Resting right on the border between East and Central Java, this strata volcano stands proudly at 3,265m. Its three peaks, stunning views and height have given it quite a shining reputation with hikers who come from all over the world to catch sunrise from the top.
Gunung Lawu also draws people for an entirely different reason as the mountain holds both a spiritual and traditional significance to the Javanese. Popular lore is that after the fall of the Majapahit Empire to followers of Islam in the early 16th century, the last king Brawijaya V retreated to Karanganyar in the western foothills of Gunung Lawu in search of spiritual enlightenment. There he founded a Hindu temple named Candi Sukuh but was forced to abandon it unfinished when forces loyal the new kingdom of Demak came after him.

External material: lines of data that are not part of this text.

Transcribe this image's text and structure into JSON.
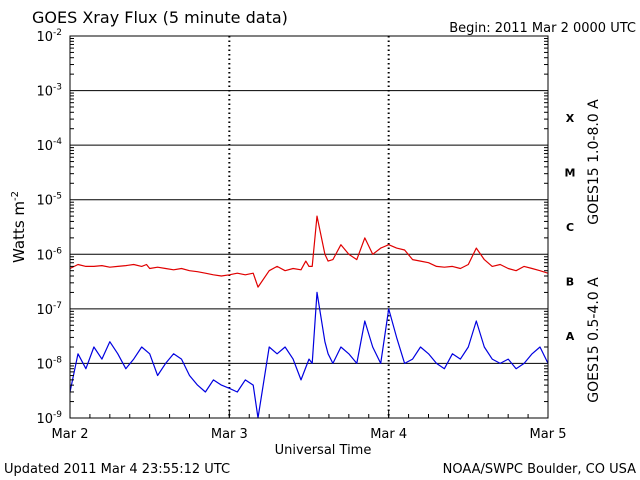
{
  "chart_data": {
    "type": "line",
    "title": "GOES Xray Flux (5 minute data)",
    "begin_label": "Begin:  2011 Mar 2 0000 UTC",
    "xlabel": "Universal Time",
    "ylabel": "Watts m",
    "ylabel_exponent": "-2",
    "y_scale": "log",
    "ylim": [
      1e-09,
      0.01
    ],
    "xlim_days": [
      0,
      3
    ],
    "x_ticks": [
      {
        "day": 0,
        "label": "Mar 2"
      },
      {
        "day": 1,
        "label": "Mar 3"
      },
      {
        "day": 2,
        "label": "Mar 4"
      },
      {
        "day": 3,
        "label": "Mar 5"
      }
    ],
    "y_ticks": [
      {
        "exp": -2,
        "label": "10",
        "sup": "-2"
      },
      {
        "exp": -3,
        "label": "10",
        "sup": "-3"
      },
      {
        "exp": -4,
        "label": "10",
        "sup": "-4"
      },
      {
        "exp": -5,
        "label": "10",
        "sup": "-5"
      },
      {
        "exp": -6,
        "label": "10",
        "sup": "-6"
      },
      {
        "exp": -7,
        "label": "10",
        "sup": "-7"
      },
      {
        "exp": -8,
        "label": "10",
        "sup": "-8"
      },
      {
        "exp": -9,
        "label": "10",
        "sup": "-9"
      }
    ],
    "flare_classes": [
      {
        "label": "X",
        "exp": -3.5
      },
      {
        "label": "M",
        "exp": -4.5
      },
      {
        "label": "C",
        "exp": -5.5
      },
      {
        "label": "B",
        "exp": -6.5
      },
      {
        "label": "A",
        "exp": -7.5
      }
    ],
    "grid": true,
    "series": [
      {
        "name": "GOES15 1.0-8.0 A",
        "color": "#e00000",
        "x": [
          0.0,
          0.05,
          0.1,
          0.15,
          0.2,
          0.25,
          0.3,
          0.35,
          0.4,
          0.45,
          0.48,
          0.5,
          0.55,
          0.6,
          0.65,
          0.7,
          0.75,
          0.8,
          0.85,
          0.9,
          0.95,
          1.0,
          1.05,
          1.1,
          1.15,
          1.18,
          1.25,
          1.3,
          1.35,
          1.4,
          1.45,
          1.48,
          1.5,
          1.52,
          1.55,
          1.6,
          1.62,
          1.65,
          1.7,
          1.75,
          1.8,
          1.85,
          1.9,
          1.95,
          2.0,
          2.05,
          2.1,
          2.15,
          2.2,
          2.25,
          2.3,
          2.35,
          2.4,
          2.45,
          2.5,
          2.55,
          2.6,
          2.65,
          2.7,
          2.75,
          2.8,
          2.85,
          2.9,
          2.95,
          3.0
        ],
        "y": [
          5.5e-07,
          6.5e-07,
          6e-07,
          6e-07,
          6.2e-07,
          5.8e-07,
          6e-07,
          6.2e-07,
          6.5e-07,
          6e-07,
          6.5e-07,
          5.5e-07,
          5.8e-07,
          5.5e-07,
          5.2e-07,
          5.5e-07,
          5e-07,
          4.8e-07,
          4.5e-07,
          4.2e-07,
          4e-07,
          4.2e-07,
          4.5e-07,
          4.2e-07,
          4.5e-07,
          2.5e-07,
          5e-07,
          6e-07,
          5e-07,
          5.5e-07,
          5.2e-07,
          7.5e-07,
          6e-07,
          6e-07,
          5e-06,
          1e-06,
          7.5e-07,
          8e-07,
          1.5e-06,
          1e-06,
          8e-07,
          2e-06,
          1e-06,
          1.3e-06,
          1.5e-06,
          1.3e-06,
          1.2e-06,
          8e-07,
          7.5e-07,
          7e-07,
          6e-07,
          5.8e-07,
          6e-07,
          5.5e-07,
          6.5e-07,
          1.3e-06,
          8e-07,
          6e-07,
          6.5e-07,
          5.5e-07,
          5e-07,
          6e-07,
          5.5e-07,
          5e-07,
          4.5e-07
        ]
      },
      {
        "name": "GOES15 0.5-4.0 A",
        "color": "#0000e0",
        "x": [
          0.0,
          0.05,
          0.1,
          0.15,
          0.2,
          0.25,
          0.3,
          0.35,
          0.4,
          0.45,
          0.5,
          0.55,
          0.6,
          0.65,
          0.7,
          0.75,
          0.8,
          0.85,
          0.9,
          0.95,
          1.0,
          1.05,
          1.1,
          1.15,
          1.18,
          1.25,
          1.3,
          1.35,
          1.4,
          1.45,
          1.5,
          1.52,
          1.55,
          1.6,
          1.62,
          1.65,
          1.7,
          1.75,
          1.8,
          1.85,
          1.9,
          1.95,
          2.0,
          2.05,
          2.1,
          2.15,
          2.2,
          2.25,
          2.3,
          2.35,
          2.4,
          2.45,
          2.5,
          2.55,
          2.6,
          2.65,
          2.7,
          2.75,
          2.8,
          2.85,
          2.9,
          2.95,
          3.0
        ],
        "y": [
          3e-09,
          1.5e-08,
          8e-09,
          2e-08,
          1.2e-08,
          2.5e-08,
          1.5e-08,
          8e-09,
          1.2e-08,
          2e-08,
          1.5e-08,
          6e-09,
          1e-08,
          1.5e-08,
          1.2e-08,
          6e-09,
          4e-09,
          3e-09,
          5e-09,
          4e-09,
          3.5e-09,
          3e-09,
          5e-09,
          4e-09,
          1e-09,
          2e-08,
          1.5e-08,
          2e-08,
          1.2e-08,
          5e-09,
          1.2e-08,
          1e-08,
          2e-07,
          2.5e-08,
          1.5e-08,
          1e-08,
          2e-08,
          1.5e-08,
          1e-08,
          6e-08,
          2e-08,
          1e-08,
          1e-07,
          3e-08,
          1e-08,
          1.2e-08,
          2e-08,
          1.5e-08,
          1e-08,
          8e-09,
          1.5e-08,
          1.2e-08,
          2e-08,
          6e-08,
          2e-08,
          1.2e-08,
          1e-08,
          1.2e-08,
          8e-09,
          1e-08,
          1.5e-08,
          2e-08,
          1e-08
        ]
      }
    ]
  },
  "footer": {
    "updated": "Updated 2011 Mar  4 23:55:12 UTC",
    "credit": "NOAA/SWPC Boulder, CO USA"
  }
}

Brawijaya retreated northwards and set about constructing the temple of Candi Ceto. Again he was pursued, this time by troops of the Kingdom of Cepu, and fled to the summit of Gunung Lawu. Whilst in hiding there, he issued a curse to the effect that if any direct descendants of his pursuers set foot on Gunung Lawu then harm or death would come to them. It must have had the desired effect because thereafter Brawijaya was apparently left to in peace and eventually achieved nirvana as Sunan Lawu.

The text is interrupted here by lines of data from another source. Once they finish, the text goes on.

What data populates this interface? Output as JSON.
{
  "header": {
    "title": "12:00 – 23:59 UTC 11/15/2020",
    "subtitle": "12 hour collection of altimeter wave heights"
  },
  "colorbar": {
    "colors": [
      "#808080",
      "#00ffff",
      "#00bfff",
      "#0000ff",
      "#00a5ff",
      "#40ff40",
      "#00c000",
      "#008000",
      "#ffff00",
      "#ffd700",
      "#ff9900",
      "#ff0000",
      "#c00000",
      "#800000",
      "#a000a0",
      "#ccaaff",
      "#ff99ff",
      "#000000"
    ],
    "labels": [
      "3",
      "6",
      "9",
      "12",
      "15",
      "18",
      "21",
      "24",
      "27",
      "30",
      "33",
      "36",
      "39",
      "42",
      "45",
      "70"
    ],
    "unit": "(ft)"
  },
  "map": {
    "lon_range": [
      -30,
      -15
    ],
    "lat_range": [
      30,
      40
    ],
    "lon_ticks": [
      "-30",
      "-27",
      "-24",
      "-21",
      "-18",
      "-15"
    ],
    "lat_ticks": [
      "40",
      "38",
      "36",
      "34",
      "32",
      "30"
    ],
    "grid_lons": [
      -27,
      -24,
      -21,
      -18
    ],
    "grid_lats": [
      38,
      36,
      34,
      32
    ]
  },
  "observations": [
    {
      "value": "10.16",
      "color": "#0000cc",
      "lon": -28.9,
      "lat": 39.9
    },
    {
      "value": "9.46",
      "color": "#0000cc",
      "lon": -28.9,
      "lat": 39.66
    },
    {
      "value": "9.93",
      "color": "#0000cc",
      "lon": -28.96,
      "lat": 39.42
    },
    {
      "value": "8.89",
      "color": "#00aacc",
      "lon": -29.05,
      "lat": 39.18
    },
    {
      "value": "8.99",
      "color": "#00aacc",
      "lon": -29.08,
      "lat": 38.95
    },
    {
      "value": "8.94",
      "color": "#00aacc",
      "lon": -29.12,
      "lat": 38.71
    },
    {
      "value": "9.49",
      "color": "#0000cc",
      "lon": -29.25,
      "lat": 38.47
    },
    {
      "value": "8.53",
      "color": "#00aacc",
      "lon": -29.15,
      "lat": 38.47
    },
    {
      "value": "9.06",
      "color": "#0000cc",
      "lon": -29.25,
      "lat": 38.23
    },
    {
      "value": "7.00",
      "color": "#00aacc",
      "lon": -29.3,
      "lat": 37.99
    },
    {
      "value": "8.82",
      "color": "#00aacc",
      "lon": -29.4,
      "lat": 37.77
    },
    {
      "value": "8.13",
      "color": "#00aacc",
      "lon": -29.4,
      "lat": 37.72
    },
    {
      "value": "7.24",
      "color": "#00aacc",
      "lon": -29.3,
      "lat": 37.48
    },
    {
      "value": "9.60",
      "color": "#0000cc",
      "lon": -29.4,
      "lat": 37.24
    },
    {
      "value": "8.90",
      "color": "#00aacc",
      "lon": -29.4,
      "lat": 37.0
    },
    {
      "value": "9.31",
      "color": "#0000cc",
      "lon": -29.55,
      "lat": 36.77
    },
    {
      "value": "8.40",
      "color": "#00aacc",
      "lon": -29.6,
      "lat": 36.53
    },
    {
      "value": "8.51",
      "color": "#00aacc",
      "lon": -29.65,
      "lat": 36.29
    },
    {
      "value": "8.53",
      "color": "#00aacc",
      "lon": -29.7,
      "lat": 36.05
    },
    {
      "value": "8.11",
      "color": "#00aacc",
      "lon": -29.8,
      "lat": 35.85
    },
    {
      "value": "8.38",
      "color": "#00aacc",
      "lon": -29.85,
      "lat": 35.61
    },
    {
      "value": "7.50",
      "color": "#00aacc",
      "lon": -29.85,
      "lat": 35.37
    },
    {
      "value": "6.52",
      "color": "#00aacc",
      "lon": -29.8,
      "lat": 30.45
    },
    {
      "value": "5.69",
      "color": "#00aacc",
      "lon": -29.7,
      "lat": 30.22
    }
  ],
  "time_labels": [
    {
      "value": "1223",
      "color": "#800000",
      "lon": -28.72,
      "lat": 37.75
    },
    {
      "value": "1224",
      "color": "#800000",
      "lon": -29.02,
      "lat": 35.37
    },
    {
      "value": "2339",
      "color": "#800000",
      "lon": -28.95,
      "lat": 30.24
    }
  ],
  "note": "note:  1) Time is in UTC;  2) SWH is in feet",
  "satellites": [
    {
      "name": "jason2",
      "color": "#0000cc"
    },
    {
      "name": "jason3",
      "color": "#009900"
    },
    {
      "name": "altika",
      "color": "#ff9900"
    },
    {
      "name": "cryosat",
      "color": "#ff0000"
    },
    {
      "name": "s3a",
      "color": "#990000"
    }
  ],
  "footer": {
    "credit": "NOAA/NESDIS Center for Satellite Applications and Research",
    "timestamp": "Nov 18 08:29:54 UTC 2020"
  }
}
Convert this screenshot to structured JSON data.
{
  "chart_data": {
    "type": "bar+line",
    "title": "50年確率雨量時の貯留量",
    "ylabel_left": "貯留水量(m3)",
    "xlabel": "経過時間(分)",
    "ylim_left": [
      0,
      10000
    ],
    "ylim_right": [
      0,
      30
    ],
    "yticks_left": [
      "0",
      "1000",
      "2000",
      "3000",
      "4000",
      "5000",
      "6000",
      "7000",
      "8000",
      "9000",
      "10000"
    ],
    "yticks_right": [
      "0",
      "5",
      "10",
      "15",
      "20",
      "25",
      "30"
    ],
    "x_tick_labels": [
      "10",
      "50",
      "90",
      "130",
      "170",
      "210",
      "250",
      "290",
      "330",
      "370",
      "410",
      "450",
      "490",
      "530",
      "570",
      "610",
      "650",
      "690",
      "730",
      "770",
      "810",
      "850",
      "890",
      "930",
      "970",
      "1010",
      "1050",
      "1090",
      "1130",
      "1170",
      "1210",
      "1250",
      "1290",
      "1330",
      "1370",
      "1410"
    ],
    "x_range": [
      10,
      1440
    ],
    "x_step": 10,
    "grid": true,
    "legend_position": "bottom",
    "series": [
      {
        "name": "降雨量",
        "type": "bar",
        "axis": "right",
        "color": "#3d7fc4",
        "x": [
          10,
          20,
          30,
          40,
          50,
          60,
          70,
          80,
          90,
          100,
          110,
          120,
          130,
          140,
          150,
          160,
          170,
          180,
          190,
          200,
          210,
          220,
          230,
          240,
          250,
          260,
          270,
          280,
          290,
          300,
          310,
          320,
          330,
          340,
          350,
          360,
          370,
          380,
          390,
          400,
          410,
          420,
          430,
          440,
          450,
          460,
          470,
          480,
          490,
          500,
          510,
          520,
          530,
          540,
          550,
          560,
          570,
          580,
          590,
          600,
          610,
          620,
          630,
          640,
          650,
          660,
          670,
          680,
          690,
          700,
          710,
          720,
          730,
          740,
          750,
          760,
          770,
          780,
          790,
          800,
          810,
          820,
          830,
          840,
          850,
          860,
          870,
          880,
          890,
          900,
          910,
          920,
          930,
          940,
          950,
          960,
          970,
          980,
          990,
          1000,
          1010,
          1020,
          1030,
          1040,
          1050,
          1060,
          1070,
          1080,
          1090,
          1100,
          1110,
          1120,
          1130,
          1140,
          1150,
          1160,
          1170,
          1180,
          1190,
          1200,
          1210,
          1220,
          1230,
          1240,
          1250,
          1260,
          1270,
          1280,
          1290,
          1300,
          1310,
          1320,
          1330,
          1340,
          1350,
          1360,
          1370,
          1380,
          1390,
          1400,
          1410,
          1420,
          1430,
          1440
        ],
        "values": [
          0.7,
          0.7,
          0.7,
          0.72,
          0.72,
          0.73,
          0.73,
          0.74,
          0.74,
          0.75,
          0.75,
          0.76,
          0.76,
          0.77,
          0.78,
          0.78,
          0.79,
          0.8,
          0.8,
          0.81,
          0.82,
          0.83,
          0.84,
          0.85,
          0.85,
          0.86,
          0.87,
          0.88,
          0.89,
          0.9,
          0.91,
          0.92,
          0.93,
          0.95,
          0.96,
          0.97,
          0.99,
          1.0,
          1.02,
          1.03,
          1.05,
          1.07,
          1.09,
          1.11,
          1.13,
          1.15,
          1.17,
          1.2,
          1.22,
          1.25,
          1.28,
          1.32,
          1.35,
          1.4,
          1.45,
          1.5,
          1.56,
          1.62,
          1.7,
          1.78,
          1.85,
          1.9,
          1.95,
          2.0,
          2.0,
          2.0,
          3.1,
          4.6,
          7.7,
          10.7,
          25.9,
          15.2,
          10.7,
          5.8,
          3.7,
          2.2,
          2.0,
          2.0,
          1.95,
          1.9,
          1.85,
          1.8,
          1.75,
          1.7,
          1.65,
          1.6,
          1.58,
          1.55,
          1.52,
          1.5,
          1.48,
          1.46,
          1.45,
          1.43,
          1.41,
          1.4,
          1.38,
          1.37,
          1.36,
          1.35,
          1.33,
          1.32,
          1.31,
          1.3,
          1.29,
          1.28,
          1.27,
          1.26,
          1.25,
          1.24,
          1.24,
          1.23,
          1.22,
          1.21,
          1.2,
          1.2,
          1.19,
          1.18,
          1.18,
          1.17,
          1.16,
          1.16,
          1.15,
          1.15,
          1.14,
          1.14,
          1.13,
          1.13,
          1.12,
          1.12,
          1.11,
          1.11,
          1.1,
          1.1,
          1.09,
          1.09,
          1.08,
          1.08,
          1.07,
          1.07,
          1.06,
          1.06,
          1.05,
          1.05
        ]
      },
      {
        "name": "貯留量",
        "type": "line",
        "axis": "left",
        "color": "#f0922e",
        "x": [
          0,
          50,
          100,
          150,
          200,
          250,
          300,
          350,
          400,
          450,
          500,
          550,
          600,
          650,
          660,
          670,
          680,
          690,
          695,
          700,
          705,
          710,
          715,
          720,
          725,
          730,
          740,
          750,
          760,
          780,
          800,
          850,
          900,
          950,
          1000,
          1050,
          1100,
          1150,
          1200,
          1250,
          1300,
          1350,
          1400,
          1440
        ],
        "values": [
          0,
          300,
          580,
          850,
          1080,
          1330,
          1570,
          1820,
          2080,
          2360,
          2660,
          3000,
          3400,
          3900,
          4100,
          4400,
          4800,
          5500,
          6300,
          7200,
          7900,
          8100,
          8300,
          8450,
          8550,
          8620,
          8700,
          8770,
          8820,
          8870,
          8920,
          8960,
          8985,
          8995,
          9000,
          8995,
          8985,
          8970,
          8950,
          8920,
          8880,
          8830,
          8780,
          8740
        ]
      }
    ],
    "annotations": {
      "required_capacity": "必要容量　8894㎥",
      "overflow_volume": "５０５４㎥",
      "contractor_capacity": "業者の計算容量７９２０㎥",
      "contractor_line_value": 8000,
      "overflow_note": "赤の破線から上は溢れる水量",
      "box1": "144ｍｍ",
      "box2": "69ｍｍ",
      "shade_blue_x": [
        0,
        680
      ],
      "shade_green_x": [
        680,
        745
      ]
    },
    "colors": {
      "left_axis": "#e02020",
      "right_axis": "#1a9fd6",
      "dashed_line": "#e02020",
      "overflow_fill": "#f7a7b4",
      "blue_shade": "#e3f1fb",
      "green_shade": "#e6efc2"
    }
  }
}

The temples that Brawijaya founded are among the last Hindu monuments constructed in Java and to this day, pilgrims come to Gunung Lawu seeking spiritual guidance.

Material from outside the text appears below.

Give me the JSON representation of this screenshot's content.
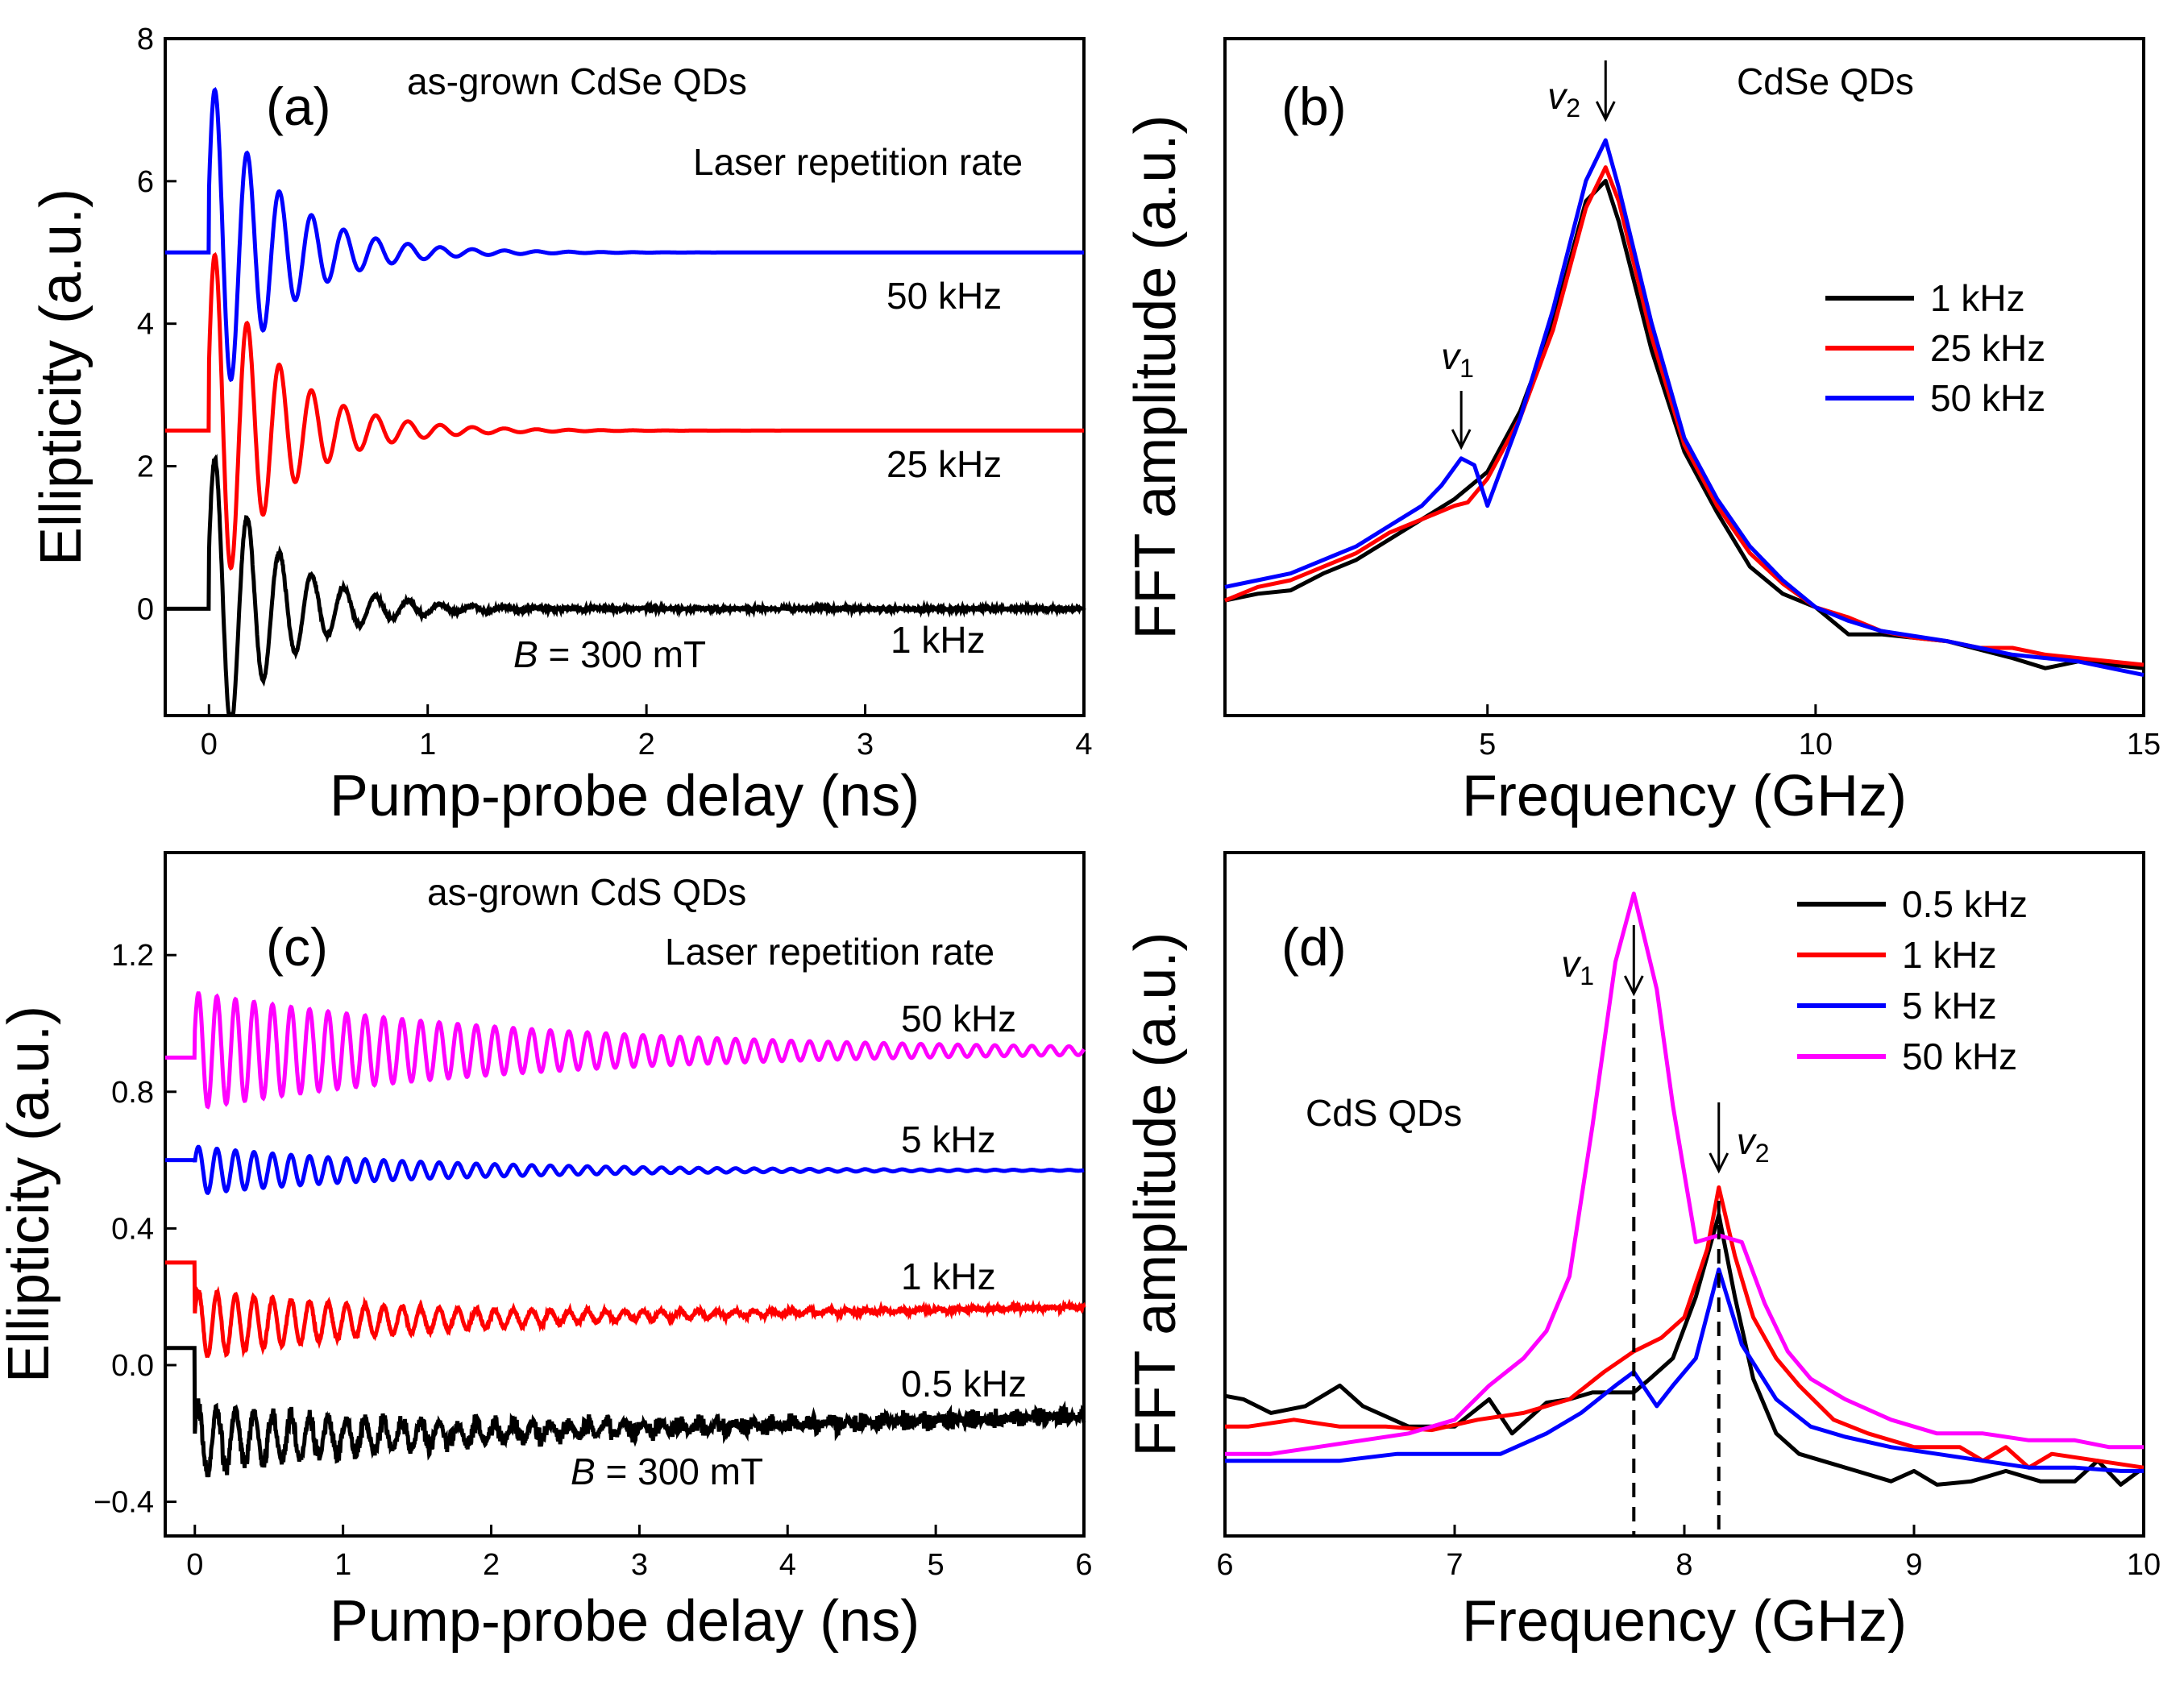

Despite Lawu’s height, it is actually a reasonably easy mountain to summit and well suited to even beginner hikers. There are two routes to the summit and both start around 1,800m elevation, are non-technical and very scenic. Whichever one you choose you’ll need to register at the trailhead before setting off. A popular option is to ascend on one route then descend via the other.
The most used route commences at Cemoro Sewu village on the East Java side of the mountain and about 10km’s from Tawangmanggu, the closest town the trailhead and climbs up Lawu’s eastern flanks. There are five posts (pos) along the way, spaced roughly one hour hiking apart and the trail is roughly paved the whole way with handrails and steps in some places. The forth Pos, Gokro Suryo has some cottages, a warung and a superb viewpoint, although the summit is only another 15min further on. If you don’t want to fork out for cottage accommodation, you can camp around the warung or on the summit. For this route, you should allow about 5 hours for the ascent and 4 hours to descend.
The second route starts at Cemoro Kandang only 800m west of the other trailhead and snakes around the west and north slopes of the mountain. It’s the longer of the two (12km versus 8km) but less steep due to a large number of switchbacks. It’s possibly a little more scenic but its appeal lies in it being a more natural hiking experience as the trail is unformed. There are four pos along the way; the first two have huts and some flattish ground suitable for camping. About 45min past Pos 4 the trail intercepts the Cemoro Sewu route but if you prefer you can cut right along a rough trail which takes you to the summit in 10min. Although longer, the Cemoro Kandang route takes about the same time as the other as it is a gentler climb but being unpaved it’s best not tackled after rain.
Keep in mind overnight temperatures on the mountain can be extremely cold; colder still if it’s windy. Hikers have died from hypothermia on the mountain so come well prepared with plenty of warm bedding and clothing.
Tawangmanggu has a plenty of basic guesthouse and lodge style accommodation. There are also a number of warungs located at the trailheads and for a small fee, they often let trekkers bed down for a night. Public buses run daily between Solo and Tawangmanggu but you’ll need to grab an ojek from there to the trailhead.